Green: Four years ago, Jombi relocated to the Bay Area after meeting his current lover and longtime Berkeley resident, Alwyn “Wyn” de Wally. They share a lovely home filled with art books and abstract paintings and handcrafted furniture and Persian rugs—and a beautifully decorated ancestor altar greets you at the front door. Jombi’s cozy artist studio is tucked away behind curtains in the bedroom, and he stores his work in a friend’s basement closeby. Jombi likes Berkeley because it’s very green, with flowers everywhere. The cost of living is high, but so is the quality of life: Berkeley is a pretty university town where people read books, eat locally-grown sustainably-farmed organic food, and are generally health-conscious. He has a real community of friends here that he sees on a daily basis who share similar ideas. He met many of them through Wyn, but recent events have allowed Jombi to carve out an identity all his own.

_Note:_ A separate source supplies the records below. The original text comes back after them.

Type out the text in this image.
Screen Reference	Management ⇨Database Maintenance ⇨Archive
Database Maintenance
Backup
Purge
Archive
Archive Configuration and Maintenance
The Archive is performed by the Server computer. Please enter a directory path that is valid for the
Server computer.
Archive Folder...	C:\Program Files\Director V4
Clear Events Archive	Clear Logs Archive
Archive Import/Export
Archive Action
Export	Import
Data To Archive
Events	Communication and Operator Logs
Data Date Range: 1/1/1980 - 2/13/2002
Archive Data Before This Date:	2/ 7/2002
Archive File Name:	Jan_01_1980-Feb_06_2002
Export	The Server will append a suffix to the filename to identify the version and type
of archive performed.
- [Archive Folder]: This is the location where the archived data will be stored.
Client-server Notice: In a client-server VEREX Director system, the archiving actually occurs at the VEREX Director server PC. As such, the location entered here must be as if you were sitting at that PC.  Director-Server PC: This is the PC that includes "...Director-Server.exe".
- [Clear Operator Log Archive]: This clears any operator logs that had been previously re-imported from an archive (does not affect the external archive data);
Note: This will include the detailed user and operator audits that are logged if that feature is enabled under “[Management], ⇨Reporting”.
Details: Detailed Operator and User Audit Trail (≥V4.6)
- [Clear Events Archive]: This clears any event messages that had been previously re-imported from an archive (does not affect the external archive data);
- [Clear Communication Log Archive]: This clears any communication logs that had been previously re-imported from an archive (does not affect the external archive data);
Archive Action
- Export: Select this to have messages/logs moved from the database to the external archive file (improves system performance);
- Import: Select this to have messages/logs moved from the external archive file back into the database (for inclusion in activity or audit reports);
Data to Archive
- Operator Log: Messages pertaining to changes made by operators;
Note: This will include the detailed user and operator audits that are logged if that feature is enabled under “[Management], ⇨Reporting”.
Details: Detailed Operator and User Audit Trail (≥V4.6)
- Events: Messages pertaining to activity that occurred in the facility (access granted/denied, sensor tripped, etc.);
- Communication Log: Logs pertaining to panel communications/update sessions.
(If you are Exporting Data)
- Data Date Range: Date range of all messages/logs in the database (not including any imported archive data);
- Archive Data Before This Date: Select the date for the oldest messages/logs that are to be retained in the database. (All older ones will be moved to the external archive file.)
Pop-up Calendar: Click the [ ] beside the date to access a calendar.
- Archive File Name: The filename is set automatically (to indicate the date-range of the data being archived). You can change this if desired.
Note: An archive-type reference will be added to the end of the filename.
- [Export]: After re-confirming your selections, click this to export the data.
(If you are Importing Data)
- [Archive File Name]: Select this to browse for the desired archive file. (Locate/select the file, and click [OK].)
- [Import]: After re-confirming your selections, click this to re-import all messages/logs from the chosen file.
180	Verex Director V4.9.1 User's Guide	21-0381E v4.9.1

Stars: A private exhibition at the spacious home of Antler, a pillar of the Radical Faerie community in the Bay Area, put Jombi Supastar on the map in San Francisco in Fall 2007. That led to Jombi’s legendary solo show at MAGNET, the gorgeous health-clinic-cum-community-center in the heart of the Castro, the world’s most famous gay neighborhood. The room was packed with more people than any previous art showing at MAGNET, and eight Jombi originals were sold that night! Early this year, Jombi went international with a showing of works on paper in mixed mediums that was part of Melbourne's Midsumma festivities. This June, back in California, he and his partner Wyn are showing work they collaborated on as part of the National Queer Arts Festival. Their installation includes three papier-mâché sculptures. So now Jombi has fulfilled his boyhood dream of becoming a sculptor. Jombi Supastar looks back at how far he’s come and laughs slyly: It’s all a hustle, you know.
Anthony Julius Williams is a multimedia artist based in San Francisco, CA. He is currently pursuing an M.F.A. from the Arts and Consciousness Department at John F. Kennedy University in Berkeley, CA.